Why The Olympic Games Are The Mental Health Nightmare For Athletes?
The Olympic Games Tokyo 2020 are the media’s favorite topic nowadays. It’s currently the talk of the town, with continuous updates and matches scores raiding our busy timelines. Sure, it’s fun keeping up with the latest news of your favorite sport and rooting for your favorite teams. But for the contestants taking part in the mega sporting event, things aren’t as fun.
In this day and age, anyone can freely express their opinions from behind their screens, and the Olympic Games are no exception to the scrutiny. Athletes competing at the Olympics are more likely to be the subject of scrutiny from people all around the world. Sure they may receive some positive comments, but contestants also fall prey to hateful commentary online. This palpable sense of pressure contestants experience is what pushed American gymnast Simone Biles to withdraw from the team and individual all-around finals during the first week of the Tokyo Olympics. The athlete decided to prioritize her mental health amid increasing anxiety.
For those who aren’t familiar with the international gymnast, she’s a four-time Olympic gold medalist, globally recognized as one of the greatest and most talented gymnasts of all time. The 24-year-old athlete tears’ ran along her face as she announced her unprecedented decision to withdraw from the Olympics, refusing to call it ‘quitting’ and simply referring to it as ‘putting her health first.’
“For anyone saying I quit, I didn’t quit,” Biles wrote on a clip shared after her withdrawal. “My mind and body are simply not in sync… I don’t think you realize how dangerous this is on hard/competition surface. Nor do I have to explain why I put health first.” Indeed, she doesn’t owe the world an explanation as to why she decided to make the personal decision that stems from a great level of self-worth and self-awareness, putting an end to a state that has been confining both mentally and physically.
Her withdrawal is not so shocking, especially when you start to imagine the hurricane of emotions athletes like Biles must go through on a daily basis, with all the pressure they face and the fear of letting their whole nation down in case they don’t win (which is never guaranteed in sport). This inflicts a massive blow to the athlete’s self confidence and self esteem.

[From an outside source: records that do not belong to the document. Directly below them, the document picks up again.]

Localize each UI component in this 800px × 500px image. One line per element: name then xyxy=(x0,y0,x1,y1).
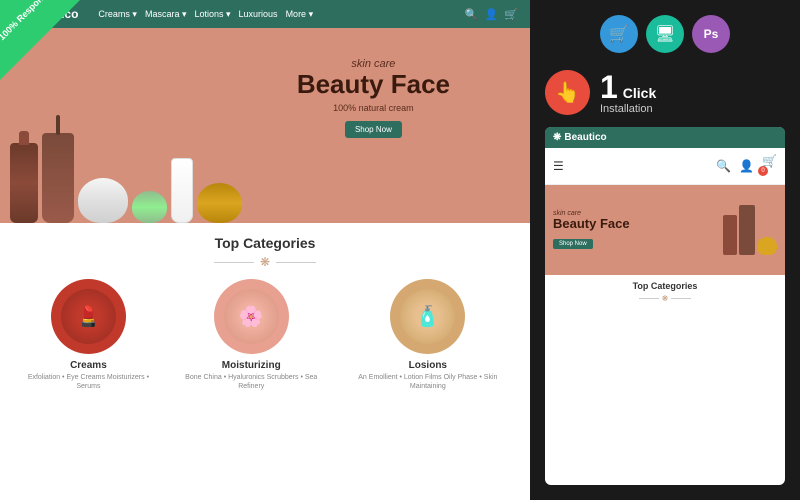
mobile-logo-icon: ❋ xyxy=(553,132,561,143)
mobile-bottle-2 xyxy=(739,205,755,255)
mobile-categories: Top Categories ❋ xyxy=(545,275,785,312)
mobile-toolbar: ☰ 🔍 👤 🛒 0 xyxy=(545,148,785,185)
product-jar-1 xyxy=(78,178,128,223)
mobile-product-bottles xyxy=(723,205,777,255)
hero-description: 100% natural cream xyxy=(297,103,450,113)
nav-creams[interactable]: Creams ▾ xyxy=(98,9,137,20)
mobile-hero-text: skin care Beauty Face Shop Now xyxy=(553,210,723,249)
nav-icon-group: 🔍 👤 🛒 xyxy=(465,8,518,21)
mobile-logo-text: Beautico xyxy=(564,132,606,143)
losions-desc: An Emollient • Lotion Films Oily Phase •… xyxy=(346,373,510,391)
left-panel: 100% Responsive ❋ Beautico Creams ▾ Masc… xyxy=(0,0,530,500)
mobile-cat-divider: ❋ xyxy=(553,294,777,303)
install-sublabel: Installation xyxy=(600,103,656,115)
mobile-divider-icon: ❋ xyxy=(662,294,669,303)
creams-circle: 💄 xyxy=(51,279,126,354)
user-icon[interactable]: 👤 xyxy=(485,8,499,21)
product-bottle-3 xyxy=(171,158,193,223)
nav-lotions[interactable]: Lotions ▾ xyxy=(194,9,230,20)
product-bottle-2 xyxy=(42,133,74,223)
moisturizing-desc: Bone China • Hyaluronics Scrubbers • Sea… xyxy=(177,373,326,391)
product-jar-3 xyxy=(197,183,242,223)
mobile-search-icon[interactable]: 🔍 xyxy=(716,159,731,173)
mobile-hero-title: Beauty Face xyxy=(553,217,723,231)
product-jar-2 xyxy=(132,191,167,223)
categories-divider: ❋ xyxy=(20,255,510,269)
mobile-cat-title: Top Categories xyxy=(553,281,777,291)
mobile-nav: ❋ Beautico xyxy=(545,127,785,148)
mobile-toolbar-icons: 🔍 👤 🛒 0 xyxy=(716,152,777,180)
mobile-divider-left xyxy=(639,298,659,299)
product-bottle-1 xyxy=(10,143,38,223)
shop-now-button[interactable]: Shop Now xyxy=(345,121,402,138)
category-moisturizing[interactable]: 🌸 Moisturizing Bone China • Hyaluronics … xyxy=(177,279,326,391)
install-label: Click xyxy=(623,85,656,101)
mobile-hero: skin care Beauty Face Shop Now xyxy=(545,185,785,275)
mobile-logo: ❋ Beautico xyxy=(553,132,607,143)
install-number: 1 xyxy=(600,71,618,103)
cart-feature-icon: 🛒 xyxy=(600,15,638,53)
categories-title: Top Categories xyxy=(20,235,510,251)
mobile-shop-button[interactable]: Shop Now xyxy=(553,239,593,249)
mobile-user-icon[interactable]: 👤 xyxy=(739,159,754,173)
mobile-cart-container: 🛒 0 xyxy=(762,152,777,180)
hero-title: Beauty Face xyxy=(297,70,450,99)
nav-more[interactable]: More ▾ xyxy=(286,9,314,20)
hero-products xyxy=(10,133,242,223)
cart-badge: 0 xyxy=(758,166,768,176)
mobile-bottle-1 xyxy=(723,215,737,255)
divider-icon: ❋ xyxy=(260,255,270,269)
install-button-icon: 👆 xyxy=(545,70,590,115)
desktop-feature-icon: 🖥 xyxy=(646,15,684,53)
moisturizing-circle: 🌸 xyxy=(214,279,289,354)
nav-links: Creams ▾ Mascara ▾ Lotions ▾ Luxurious M… xyxy=(98,9,454,20)
moisturizing-icon: 🌸 xyxy=(224,289,279,344)
install-text-group: 1 Click Installation xyxy=(600,71,656,115)
divider-left xyxy=(214,262,254,263)
mobile-preview: ❋ Beautico ☰ 🔍 👤 🛒 0 skin care Beauty Fa… xyxy=(545,127,785,485)
categories-section: Top Categories ❋ 💄 Creams Exfoliation • … xyxy=(0,223,530,399)
mobile-menu-icon[interactable]: ☰ xyxy=(553,159,564,173)
losions-circle: 🧴 xyxy=(390,279,465,354)
main-nav: ❋ Beautico Creams ▾ Mascara ▾ Lotions ▾ … xyxy=(0,0,530,28)
feature-icons-row: 🛒 🖥 Ps xyxy=(545,15,785,53)
installation-section: 👆 1 Click Installation xyxy=(545,70,785,115)
hero-text: skin care Beauty Face 100% natural cream… xyxy=(297,58,450,138)
search-icon[interactable]: 🔍 xyxy=(465,8,479,21)
creams-name: Creams xyxy=(20,360,157,371)
hero-section: skin care Beauty Face 100% natural cream… xyxy=(0,28,530,223)
right-panel: 🛒 🖥 Ps 👆 1 Click Installation ❋ Beautico… xyxy=(530,0,800,500)
category-list: 💄 Creams Exfoliation • Eye Creams Moistu… xyxy=(20,279,510,391)
moisturizing-name: Moisturizing xyxy=(177,360,326,371)
ps-feature-icon: Ps xyxy=(692,15,730,53)
nav-luxurious[interactable]: Luxurious xyxy=(239,9,278,20)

Biles’ withdrawal came as a wake-up call for all of us and inspired honest conversations that needed to take place years ago. And even though international athletes have grown accustomed to receiving and professionally handling critical comments and judgment, they’re still struggling behind the scenes.
Todd Herman, who coaches and mentors elite pro athletes, writer and public speaker on the topics of performance, strategy, mindset, and execution has discussed the matter in greater detail, referring to the Olympics as a mental health nightmare for those partaking in it. He even described the Olympic event as a “microcosm of society”.
Those athletes we see on our screens and look at with so much admiration are only humans who feel defeated and experience burnout like any of us. And when they see the whole world – not just the judges – holding scorecards, they start to link those scores to their perceived worth. Social media has been taking a rather negative direction over the past few years. And when it comes to Olympic athletes, they do not just receive comments about their athletic performances, but also receive vicious and hateful personal attacks. There only seem to be two labels that Olympic athletes fall under, either successful and failures, which is why it is no surprise that Herman has been receiving many messages from coaches and athletes seeking help at the Olympics.
Bringing mental health into the foreground, Olympic athletes have it hard enough without the additional uncalled-for stress driven by people’s scrutiny and cyberbullying. It’s of great significance that we increase awareness about the power of words and understand that only the best of the best get to participate in the Olympics and their efforts demand respect regardless of their competitive outcome.